💡 Ma réponse lors du séminaire UNEP de cette semaine: Non, dès lors qu’on a la capacité de les réduire fortement, ce qui est spécialement le cas pour les émissions liées aux sinistres. Au contraire ce serait plutôt une belle opportunité de montrer sa performance pour le Climat!

✔️ Notre recherche de 2025 montre que la partie aujourd’hui publiée des émissions des assureurs Dommages (Émissions financées et celles liées à la couverture des clients entreprises et automobiles) est minoritaires par rapport aux émissions liées aux sinistres partiels et surtout totaux:

👉 Les sinistres partiels ou réparables, permettent de substituer des pièces de réemploi aux pièces neuves, abattant de près de 90% leur empreinte carbone. Ces sinistres ne représentent que 75% des émissions liées aux garanties selon la méthode PCAF.
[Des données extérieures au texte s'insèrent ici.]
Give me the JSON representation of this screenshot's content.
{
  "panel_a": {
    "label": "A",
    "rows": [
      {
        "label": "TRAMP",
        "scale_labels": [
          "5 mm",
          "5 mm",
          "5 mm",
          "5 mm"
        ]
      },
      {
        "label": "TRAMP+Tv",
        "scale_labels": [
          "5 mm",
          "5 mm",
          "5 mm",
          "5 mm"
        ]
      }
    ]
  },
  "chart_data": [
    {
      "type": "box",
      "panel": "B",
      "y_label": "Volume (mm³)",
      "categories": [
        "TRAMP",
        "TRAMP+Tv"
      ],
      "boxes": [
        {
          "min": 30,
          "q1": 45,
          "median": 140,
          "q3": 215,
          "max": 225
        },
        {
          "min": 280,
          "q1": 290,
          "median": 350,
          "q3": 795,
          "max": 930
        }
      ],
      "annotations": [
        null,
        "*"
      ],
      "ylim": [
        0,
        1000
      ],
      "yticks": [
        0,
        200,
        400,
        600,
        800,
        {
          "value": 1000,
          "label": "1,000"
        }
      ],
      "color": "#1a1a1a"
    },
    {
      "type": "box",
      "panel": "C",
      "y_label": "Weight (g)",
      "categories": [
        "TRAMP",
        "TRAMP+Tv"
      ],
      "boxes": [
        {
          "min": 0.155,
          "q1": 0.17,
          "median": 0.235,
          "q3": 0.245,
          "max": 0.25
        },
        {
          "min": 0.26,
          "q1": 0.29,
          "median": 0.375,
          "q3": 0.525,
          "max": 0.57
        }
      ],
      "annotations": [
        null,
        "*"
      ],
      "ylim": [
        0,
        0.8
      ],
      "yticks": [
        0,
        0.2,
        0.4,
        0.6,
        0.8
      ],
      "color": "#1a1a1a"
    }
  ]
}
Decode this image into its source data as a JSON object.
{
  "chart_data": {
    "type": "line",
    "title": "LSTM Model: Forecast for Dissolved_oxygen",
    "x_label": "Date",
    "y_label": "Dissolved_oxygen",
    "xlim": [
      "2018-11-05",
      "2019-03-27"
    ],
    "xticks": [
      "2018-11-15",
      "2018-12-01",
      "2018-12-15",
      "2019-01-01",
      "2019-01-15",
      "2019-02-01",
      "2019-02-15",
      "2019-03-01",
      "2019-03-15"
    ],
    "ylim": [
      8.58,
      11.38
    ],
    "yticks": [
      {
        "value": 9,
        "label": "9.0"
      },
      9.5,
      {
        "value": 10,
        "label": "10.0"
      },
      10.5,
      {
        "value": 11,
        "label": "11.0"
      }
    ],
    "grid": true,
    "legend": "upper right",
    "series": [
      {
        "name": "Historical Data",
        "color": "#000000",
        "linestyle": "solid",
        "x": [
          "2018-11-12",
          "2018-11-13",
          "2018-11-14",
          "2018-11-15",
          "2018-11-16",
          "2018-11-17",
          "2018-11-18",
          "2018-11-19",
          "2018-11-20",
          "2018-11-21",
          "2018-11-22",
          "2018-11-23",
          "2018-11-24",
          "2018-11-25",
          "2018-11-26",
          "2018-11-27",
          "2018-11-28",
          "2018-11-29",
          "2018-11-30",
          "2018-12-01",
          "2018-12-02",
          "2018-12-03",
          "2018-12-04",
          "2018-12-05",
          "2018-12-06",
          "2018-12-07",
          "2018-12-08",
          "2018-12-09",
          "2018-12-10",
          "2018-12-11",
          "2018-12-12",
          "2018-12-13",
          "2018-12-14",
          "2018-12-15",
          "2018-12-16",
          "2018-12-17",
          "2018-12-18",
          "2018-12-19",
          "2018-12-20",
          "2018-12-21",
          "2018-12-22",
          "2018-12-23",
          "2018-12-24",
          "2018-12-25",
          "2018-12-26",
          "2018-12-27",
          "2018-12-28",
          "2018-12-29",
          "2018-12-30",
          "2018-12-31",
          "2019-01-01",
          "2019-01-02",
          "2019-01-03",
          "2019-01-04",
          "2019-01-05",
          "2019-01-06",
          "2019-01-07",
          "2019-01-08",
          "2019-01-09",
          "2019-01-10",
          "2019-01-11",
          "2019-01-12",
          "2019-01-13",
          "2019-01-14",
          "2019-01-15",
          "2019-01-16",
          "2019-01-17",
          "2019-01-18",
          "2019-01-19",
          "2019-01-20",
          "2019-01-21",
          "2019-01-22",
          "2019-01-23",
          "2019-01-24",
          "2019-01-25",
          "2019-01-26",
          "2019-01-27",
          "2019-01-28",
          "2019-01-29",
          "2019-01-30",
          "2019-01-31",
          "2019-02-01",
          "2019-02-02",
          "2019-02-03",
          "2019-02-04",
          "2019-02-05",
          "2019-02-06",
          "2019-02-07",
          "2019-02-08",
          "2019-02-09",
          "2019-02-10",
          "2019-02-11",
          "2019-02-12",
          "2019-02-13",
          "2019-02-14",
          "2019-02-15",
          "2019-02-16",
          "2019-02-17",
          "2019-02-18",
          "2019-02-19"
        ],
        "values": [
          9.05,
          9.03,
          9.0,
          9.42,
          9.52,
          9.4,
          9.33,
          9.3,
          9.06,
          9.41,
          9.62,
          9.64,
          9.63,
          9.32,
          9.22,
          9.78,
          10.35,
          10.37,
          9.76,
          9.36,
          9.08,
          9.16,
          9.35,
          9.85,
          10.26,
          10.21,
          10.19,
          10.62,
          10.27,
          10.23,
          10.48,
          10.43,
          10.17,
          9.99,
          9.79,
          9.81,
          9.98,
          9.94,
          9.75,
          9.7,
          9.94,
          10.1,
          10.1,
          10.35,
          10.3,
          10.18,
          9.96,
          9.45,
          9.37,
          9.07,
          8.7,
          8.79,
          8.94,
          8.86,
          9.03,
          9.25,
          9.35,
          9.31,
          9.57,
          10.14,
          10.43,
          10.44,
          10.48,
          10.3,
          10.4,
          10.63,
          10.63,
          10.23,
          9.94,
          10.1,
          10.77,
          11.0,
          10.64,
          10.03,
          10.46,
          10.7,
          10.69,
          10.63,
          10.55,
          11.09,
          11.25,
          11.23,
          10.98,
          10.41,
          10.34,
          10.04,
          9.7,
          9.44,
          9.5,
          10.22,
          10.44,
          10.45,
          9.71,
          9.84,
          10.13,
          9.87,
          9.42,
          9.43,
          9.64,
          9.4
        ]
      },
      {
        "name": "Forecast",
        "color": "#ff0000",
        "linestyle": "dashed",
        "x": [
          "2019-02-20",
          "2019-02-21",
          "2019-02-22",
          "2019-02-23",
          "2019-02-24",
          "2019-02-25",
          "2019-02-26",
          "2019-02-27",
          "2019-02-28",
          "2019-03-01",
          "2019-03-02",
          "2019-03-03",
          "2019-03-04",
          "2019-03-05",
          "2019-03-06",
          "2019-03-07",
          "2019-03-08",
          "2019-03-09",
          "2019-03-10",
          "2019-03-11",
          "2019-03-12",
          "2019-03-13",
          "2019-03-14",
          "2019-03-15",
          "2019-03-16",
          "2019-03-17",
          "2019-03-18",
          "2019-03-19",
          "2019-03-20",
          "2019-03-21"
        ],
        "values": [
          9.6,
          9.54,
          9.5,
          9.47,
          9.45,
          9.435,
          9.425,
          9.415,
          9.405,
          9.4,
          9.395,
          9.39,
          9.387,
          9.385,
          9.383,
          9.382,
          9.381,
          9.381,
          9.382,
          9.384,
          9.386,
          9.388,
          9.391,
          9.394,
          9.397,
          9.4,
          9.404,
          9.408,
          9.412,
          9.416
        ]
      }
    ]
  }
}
👉 Les sinistres totaux sont ceux où le véhicule, par exemple, est irréparable soit pour des raisons financières ou pour des raisons techniques.

Dans ce cas,
✅ le sort de l’épave est sous contrôle de l’assureur qui peut influencer le recycleur pour le désosser et alimenter le marché des pièces détachées plutôt que le laisser remettre en circulation après réparation à bas coût. Le 1er scénario génère des émissions négligeables. Le second permet au véhicule thermique réparé de réémettre 2 tonnes de CO2 par an. Et ce véhicule a bien été vendu par l’assureur a un tiers, ce qui justifie qu’il les endosse…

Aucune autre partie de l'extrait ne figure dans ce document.